Sono parte viva dell’eredità famigliare. Crescendo a Roma, vi ho sovrapposto gli studi sul pensiero rinascimentale e gli interessi derivati da un incontro con un mentore cui devo molto: l’egittologo Boris de Rachewiltz, che mi aprì ad altre tradizioni e ad autori come Arturo Reghini e Giuliano Kremmerz.

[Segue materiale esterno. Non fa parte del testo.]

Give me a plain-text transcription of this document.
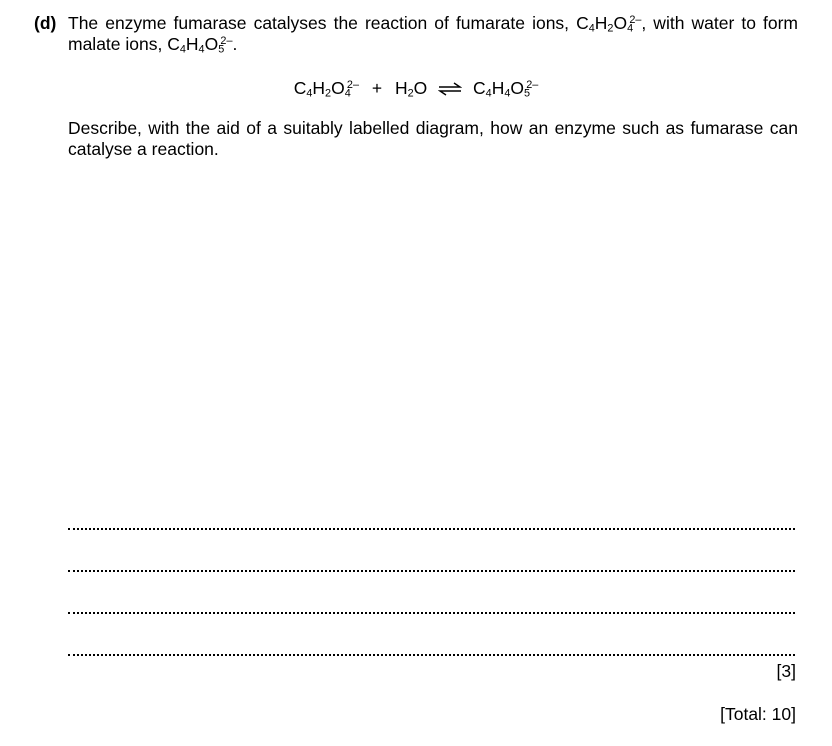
(d) The enzyme fumarase catalyses the reaction of fumarate ions, $C_4H_2O_4^{2-}$, with water to form malate ions, $C_4H_4O_5^{2-}$.
$C_4H_2O_4^{2-} + H_2O$ ⇌ $C_4H_4O_5^{2-}$
Describe, with the aid of a suitably labelled diagram, how an enzyme such as fumarase can catalyse a reaction.
[3]
[Total: 10]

Come conobbe de Rachewiltz?
Per il mio primo lavoro di editing, sul romanzo “L’occhio del faraone”. Era un personaggio che incuteva anche timore. Gli feci visita al castello di Brunnenburg: nell’ala luminosa del maniero abitava la moglie Mary, figlia di Ezra Pound; nell’ala d’ombra abitava lui, che si dedicava all’alta magia cerimoniale egizia. Una volta gli affidai un gatto certosino che non potevo portarmi in vacanza. Quando tornai lo trovai trasformato: gli occhi magnetici, il pelo più scintillante. Sembrava davvero un gatto egizio. Devo a de Rachewiltz anche la scoperta della Porta Magica di piazza Vittorio. All’epoca non era recintata, si poteva toccarla con la straniante sensazione di attraversarla per davvero. Roma offre diversi luoghi simili.
Un esempio?
L’obelisco egiziano di San Giovanni in Laterano: pesa 455 tonnellate ma è un catalizzatore di pura energia. Se lo fissi con intensità sembra trascendere la materia. Una visione che mi smarriva da bambina e mi smarrisce ancora.
Sua, nel 1999, è la prima traduzione integrale in italiano del trattato di mnemotecnica di Giordano Bruno “De umbris idearum”, per le edizioni Mimesis. Come s’avvicinò al filosofo?
Grazie a un libro che studiai all’università, “L’arte della memoria” di Francis Yates: il capitolo su Bruno non mi convinceva, così mi procurai il testo originale del “De umbris” in una edizione ottocentesca ed ebbi conferma che la studiosa inglese o non lo aveva letto tutto o non lo aveva digerito. Poi a Parigi conobbi Antoine Faivre, che teneva la cattedra di Storia dell’esoterismo occidentale alla Sorbona e fu direttore dell’École Pratique des Hautes Études: gli parlai del mio progetto bruniano e lo accettò con entusiasmo. Ora, trascorsi tanti anni, coltivo sempre un sogno: che un artista realizzi materialmente la macchina della memoria di Bruno. La ruota più grande avrebbe un diametro di sei metri. Sarebbe bello vederla esposta in un museo.
Perché la letteratura italiana non conta i grandi autori gotici di altre tradizioni?
Forse per il sole mediterraneo. Siamo lontani dai climi di Stoker, Meyrink, Le Fanu. Possiamo consolarci con alcuni capolavori poetici contemporanei, come i “Canti orfici” di Dino Campana e i “Canti barocchi” di Lucio Piccolo, dove la parola assume dimensioni magiche.
È cattolica?
Mi sono riavvicinata al cattolicesimo una decina d’anni fa, quando ho incontrato i carismatici della Comunità Maria nella chiesa di Sant’Angelo in Pescheria vicino al Teatro di Marcello. È stato un ritorno alla fede cristiana, come un’illuminazione. Nel mio romanzo ho dato corpo alla figura di un sacerdote esorcista che me la rappresenta.